Gao Yang dirigió su atención al melón, cuya presencia hacía que sintiera nudos en el estómago. Le invadió la ira. ¿Qué pasa conmigo?, se reprochó a sí mismo. Hay suficiente para todos.
El joven con cara de caballo, que había dejado de tener arcadas —Gao Yang estaba demasiado ocupado observando a Jinju como para darse cuenta de ello—, se había deslizado por el tronco que ayudaba a mantenerle cautivo, hasta que se sentó en la base del árbol, sacudiendo la cabeza y con el cuerpo inclinado hacia delante. Parecía estar haciendo una reverencia.
Madre e hija empezaron a gemir, sin lugar a dudas revividas por el melón que acababan de devorar. Eso es lo que pensó Gao Yang, pero se sorprendió al ver que ni siquiera se habían acabado una rodaja. Jinju estaba acunando la cabeza de su madre entre sus brazos y lloraba tan amargamente que todo su cuerpo se agitaba.
—Querida Jinju… Mi pobre niña —lloraba también Cuarta Tía—. No tenía que haberte golpeado… No volveré a entrometerme en tus asuntos… Ve y reúnete con Gao Ma… Vivid juntos y felices…
Los camiones, cargados con tantos muebles que casi sobresalían, se dirigieron con paso vacilante hacia ellos. La policía, una vez acabada la comida, apareció con ganas de conversación y cuando Gao Yang escuchó cómo se aproximaban sus pasos, volvió a sentir miedo. Un camión crujía y chirriaba mientras avanzaba, y los últimos rayos de sol se reflejaban con fuerza en el parabrisas, detrás del cual se sentaba un conductor de rostro encendido.
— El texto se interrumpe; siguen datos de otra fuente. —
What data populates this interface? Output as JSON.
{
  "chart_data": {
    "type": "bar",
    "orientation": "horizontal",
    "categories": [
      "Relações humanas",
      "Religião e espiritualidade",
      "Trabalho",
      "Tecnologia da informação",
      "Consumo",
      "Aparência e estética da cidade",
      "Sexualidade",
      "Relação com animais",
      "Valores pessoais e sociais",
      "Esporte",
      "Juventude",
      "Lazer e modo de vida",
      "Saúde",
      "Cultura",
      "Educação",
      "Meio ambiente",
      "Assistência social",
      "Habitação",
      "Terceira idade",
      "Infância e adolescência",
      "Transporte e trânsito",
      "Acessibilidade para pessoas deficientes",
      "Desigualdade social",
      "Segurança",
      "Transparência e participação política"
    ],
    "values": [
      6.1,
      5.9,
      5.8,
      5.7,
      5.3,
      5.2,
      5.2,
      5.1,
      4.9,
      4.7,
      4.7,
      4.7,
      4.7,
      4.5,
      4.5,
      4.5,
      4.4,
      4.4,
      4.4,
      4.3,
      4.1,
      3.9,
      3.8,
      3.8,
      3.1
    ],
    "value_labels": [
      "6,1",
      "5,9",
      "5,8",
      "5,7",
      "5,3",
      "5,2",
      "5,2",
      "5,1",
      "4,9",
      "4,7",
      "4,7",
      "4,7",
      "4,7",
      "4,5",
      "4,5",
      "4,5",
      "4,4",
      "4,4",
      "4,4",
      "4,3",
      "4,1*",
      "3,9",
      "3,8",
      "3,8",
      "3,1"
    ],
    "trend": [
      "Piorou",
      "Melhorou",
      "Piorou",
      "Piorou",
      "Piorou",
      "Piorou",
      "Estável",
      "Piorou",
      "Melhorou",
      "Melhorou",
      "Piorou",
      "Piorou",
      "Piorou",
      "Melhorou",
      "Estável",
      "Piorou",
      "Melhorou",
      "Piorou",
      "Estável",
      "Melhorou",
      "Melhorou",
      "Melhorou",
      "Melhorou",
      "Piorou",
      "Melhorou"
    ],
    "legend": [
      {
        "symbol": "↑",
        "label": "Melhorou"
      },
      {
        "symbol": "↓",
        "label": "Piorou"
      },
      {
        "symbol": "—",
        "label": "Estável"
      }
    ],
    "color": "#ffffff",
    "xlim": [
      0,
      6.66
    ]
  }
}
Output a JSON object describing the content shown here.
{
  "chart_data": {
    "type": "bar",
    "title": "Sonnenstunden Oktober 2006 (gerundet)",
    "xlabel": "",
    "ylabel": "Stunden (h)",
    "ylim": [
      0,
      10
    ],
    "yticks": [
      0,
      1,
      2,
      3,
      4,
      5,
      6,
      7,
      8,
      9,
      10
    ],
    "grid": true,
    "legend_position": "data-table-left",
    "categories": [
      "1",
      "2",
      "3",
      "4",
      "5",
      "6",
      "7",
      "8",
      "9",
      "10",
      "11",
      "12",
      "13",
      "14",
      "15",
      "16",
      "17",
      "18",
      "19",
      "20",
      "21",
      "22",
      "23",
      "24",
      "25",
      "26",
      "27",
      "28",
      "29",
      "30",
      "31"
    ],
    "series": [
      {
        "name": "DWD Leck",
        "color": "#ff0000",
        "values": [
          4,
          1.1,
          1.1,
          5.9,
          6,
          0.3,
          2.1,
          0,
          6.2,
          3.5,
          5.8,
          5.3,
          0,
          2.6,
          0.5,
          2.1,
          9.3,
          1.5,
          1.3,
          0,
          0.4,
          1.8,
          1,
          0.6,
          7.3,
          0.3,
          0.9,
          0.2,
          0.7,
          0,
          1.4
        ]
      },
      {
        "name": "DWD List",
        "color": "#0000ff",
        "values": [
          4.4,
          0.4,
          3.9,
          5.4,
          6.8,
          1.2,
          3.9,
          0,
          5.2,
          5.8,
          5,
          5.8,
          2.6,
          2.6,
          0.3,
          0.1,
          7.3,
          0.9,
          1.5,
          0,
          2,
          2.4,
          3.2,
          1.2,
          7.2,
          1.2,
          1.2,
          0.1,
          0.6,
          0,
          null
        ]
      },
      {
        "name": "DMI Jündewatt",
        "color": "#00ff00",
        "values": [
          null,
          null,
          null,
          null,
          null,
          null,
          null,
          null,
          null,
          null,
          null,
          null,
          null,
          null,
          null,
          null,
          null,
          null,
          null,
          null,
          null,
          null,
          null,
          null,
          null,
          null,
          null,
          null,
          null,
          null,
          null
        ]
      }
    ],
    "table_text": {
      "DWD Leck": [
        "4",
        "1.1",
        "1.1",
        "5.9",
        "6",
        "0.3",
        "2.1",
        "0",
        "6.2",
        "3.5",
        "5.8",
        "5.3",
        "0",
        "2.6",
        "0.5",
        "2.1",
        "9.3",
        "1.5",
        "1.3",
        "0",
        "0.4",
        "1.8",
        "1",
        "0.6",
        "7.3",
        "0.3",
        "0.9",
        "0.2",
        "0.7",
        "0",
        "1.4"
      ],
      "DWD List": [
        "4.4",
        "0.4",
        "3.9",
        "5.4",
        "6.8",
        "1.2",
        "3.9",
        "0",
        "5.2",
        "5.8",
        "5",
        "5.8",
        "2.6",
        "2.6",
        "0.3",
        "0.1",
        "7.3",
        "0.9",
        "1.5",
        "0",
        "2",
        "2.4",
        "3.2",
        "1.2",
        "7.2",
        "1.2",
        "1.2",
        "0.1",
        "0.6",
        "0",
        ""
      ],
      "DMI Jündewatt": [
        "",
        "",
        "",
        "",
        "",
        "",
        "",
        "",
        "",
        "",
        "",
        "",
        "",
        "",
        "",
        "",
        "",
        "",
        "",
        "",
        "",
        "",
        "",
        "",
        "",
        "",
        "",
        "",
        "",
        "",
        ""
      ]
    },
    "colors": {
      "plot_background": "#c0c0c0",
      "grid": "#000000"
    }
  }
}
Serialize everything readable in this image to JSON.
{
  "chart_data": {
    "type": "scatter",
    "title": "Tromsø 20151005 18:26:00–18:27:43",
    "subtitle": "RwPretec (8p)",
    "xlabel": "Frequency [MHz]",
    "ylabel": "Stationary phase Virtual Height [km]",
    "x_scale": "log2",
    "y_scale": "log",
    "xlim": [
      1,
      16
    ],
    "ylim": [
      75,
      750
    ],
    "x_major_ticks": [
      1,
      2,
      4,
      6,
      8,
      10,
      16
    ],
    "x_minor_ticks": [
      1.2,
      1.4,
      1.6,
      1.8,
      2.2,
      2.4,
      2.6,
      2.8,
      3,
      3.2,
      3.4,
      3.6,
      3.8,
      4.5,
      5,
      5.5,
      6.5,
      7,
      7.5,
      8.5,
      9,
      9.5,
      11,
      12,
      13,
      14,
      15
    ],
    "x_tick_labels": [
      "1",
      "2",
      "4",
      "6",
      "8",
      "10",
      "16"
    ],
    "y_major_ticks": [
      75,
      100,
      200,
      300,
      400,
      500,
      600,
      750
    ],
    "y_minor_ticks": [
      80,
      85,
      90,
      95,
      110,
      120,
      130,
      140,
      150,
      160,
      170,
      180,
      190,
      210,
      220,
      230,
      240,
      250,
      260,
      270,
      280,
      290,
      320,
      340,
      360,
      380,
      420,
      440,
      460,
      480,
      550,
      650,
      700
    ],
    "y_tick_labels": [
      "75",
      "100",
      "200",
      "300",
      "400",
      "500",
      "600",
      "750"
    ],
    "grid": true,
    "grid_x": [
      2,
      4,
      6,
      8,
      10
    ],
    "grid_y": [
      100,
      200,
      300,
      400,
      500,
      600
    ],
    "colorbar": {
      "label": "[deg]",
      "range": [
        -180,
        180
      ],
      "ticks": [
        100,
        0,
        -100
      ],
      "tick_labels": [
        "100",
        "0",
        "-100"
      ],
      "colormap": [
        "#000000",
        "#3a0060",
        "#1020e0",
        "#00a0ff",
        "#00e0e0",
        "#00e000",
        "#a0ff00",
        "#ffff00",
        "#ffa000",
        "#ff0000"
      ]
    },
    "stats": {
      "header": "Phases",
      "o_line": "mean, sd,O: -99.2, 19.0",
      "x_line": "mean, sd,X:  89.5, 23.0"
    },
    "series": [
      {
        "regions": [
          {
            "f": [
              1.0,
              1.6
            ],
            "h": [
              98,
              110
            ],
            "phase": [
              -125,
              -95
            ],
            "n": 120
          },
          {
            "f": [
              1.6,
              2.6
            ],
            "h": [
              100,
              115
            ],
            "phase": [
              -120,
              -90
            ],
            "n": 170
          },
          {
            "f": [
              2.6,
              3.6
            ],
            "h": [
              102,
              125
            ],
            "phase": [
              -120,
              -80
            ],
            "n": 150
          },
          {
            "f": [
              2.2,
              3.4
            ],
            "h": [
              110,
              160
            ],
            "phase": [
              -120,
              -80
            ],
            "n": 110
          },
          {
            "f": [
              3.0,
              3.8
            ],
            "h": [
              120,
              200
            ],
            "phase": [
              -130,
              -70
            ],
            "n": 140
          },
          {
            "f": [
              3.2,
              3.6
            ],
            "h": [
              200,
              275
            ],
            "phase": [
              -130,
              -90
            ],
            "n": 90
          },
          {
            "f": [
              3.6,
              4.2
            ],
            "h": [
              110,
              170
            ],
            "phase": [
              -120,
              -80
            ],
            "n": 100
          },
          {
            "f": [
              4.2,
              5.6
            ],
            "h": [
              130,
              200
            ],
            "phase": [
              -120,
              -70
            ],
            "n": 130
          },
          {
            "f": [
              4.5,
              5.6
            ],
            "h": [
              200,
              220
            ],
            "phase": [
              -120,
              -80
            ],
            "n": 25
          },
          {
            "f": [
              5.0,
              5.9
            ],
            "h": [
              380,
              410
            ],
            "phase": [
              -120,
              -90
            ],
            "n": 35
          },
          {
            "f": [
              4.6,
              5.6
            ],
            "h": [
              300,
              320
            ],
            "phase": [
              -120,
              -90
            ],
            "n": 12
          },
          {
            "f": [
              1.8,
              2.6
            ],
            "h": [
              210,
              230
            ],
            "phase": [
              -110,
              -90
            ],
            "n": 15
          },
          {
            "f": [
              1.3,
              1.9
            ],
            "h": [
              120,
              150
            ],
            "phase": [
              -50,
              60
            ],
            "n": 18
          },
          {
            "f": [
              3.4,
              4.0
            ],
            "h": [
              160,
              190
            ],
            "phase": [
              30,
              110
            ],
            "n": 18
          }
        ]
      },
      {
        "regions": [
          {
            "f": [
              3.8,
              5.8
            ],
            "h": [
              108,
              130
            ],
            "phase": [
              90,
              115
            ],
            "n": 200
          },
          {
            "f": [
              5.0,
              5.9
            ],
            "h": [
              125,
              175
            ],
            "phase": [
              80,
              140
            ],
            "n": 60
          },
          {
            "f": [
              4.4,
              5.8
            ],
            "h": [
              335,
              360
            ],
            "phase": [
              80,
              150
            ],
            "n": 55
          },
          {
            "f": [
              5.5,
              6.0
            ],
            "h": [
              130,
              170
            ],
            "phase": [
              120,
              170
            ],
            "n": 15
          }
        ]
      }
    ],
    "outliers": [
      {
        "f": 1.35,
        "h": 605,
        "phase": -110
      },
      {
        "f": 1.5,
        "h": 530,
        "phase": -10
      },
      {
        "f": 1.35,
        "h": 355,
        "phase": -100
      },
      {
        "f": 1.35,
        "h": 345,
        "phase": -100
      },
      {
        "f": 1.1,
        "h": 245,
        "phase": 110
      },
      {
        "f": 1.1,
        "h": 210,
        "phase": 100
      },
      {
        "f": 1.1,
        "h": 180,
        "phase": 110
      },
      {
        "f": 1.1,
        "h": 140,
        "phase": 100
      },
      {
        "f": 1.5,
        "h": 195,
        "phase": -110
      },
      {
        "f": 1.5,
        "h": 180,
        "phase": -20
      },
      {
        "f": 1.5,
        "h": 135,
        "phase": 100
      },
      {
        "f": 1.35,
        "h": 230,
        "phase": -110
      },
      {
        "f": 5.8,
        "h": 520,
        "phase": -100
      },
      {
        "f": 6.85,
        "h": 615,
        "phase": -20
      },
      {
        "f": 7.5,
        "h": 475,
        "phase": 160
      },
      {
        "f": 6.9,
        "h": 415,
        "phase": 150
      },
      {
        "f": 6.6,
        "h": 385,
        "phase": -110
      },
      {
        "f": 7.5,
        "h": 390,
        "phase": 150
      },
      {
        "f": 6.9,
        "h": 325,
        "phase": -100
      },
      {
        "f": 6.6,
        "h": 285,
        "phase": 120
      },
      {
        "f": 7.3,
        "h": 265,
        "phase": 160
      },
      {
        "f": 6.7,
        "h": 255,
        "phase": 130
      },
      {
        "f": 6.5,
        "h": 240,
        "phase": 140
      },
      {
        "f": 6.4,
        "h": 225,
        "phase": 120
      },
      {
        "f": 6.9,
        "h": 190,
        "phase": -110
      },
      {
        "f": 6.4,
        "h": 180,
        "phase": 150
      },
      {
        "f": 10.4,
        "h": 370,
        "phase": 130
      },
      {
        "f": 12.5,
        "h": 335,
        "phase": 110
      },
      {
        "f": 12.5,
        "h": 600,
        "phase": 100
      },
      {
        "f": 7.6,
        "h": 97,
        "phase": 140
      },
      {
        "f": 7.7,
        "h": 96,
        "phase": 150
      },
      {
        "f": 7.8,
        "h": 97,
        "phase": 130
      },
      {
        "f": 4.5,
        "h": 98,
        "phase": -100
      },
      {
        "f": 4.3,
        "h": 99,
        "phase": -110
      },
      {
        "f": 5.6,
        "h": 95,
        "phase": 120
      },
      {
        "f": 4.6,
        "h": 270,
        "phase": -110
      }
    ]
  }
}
A continuación, sucedió algo que Gao Yang nunca podrá olvidar. El camino era estrecho y el conductor probablemente había bebido demasiado. El destino habría sido un poco más favorable con el joven con cara de caballo si no hubiera tenido una cabeza tan larga, pero una pieza triangular de metal que sobresalía de aquel vehículo tan cargado le golpeó la frente y le abrió un terrible tajo, que por un instante fue blanco antes de que empezara a emanar un chorro de sangre espesa. De su boca salió un quejido mientras el cuerpo se lanzaba todavía más hacia delante. Sin embargo, a pesar de su extraordinaria longitud, su cabeza se detuvo cerca del suelo, ya que los brazos aún estaban atados alrededor del árbol. La sangre salpicaba la carretera curtida por el sol que se extendía ante su cuerpo.
Los policías se quedaron congelados en su camino.
El viejo Zheng rompió el silencio maldiciendo al conductor de rostro enrojecido con terrible furia.
—¡Maldito bastardo hijo de puta!
El policía tartamudo rápidamente se quitó su casaca y envolvió con ella la cabeza del joven.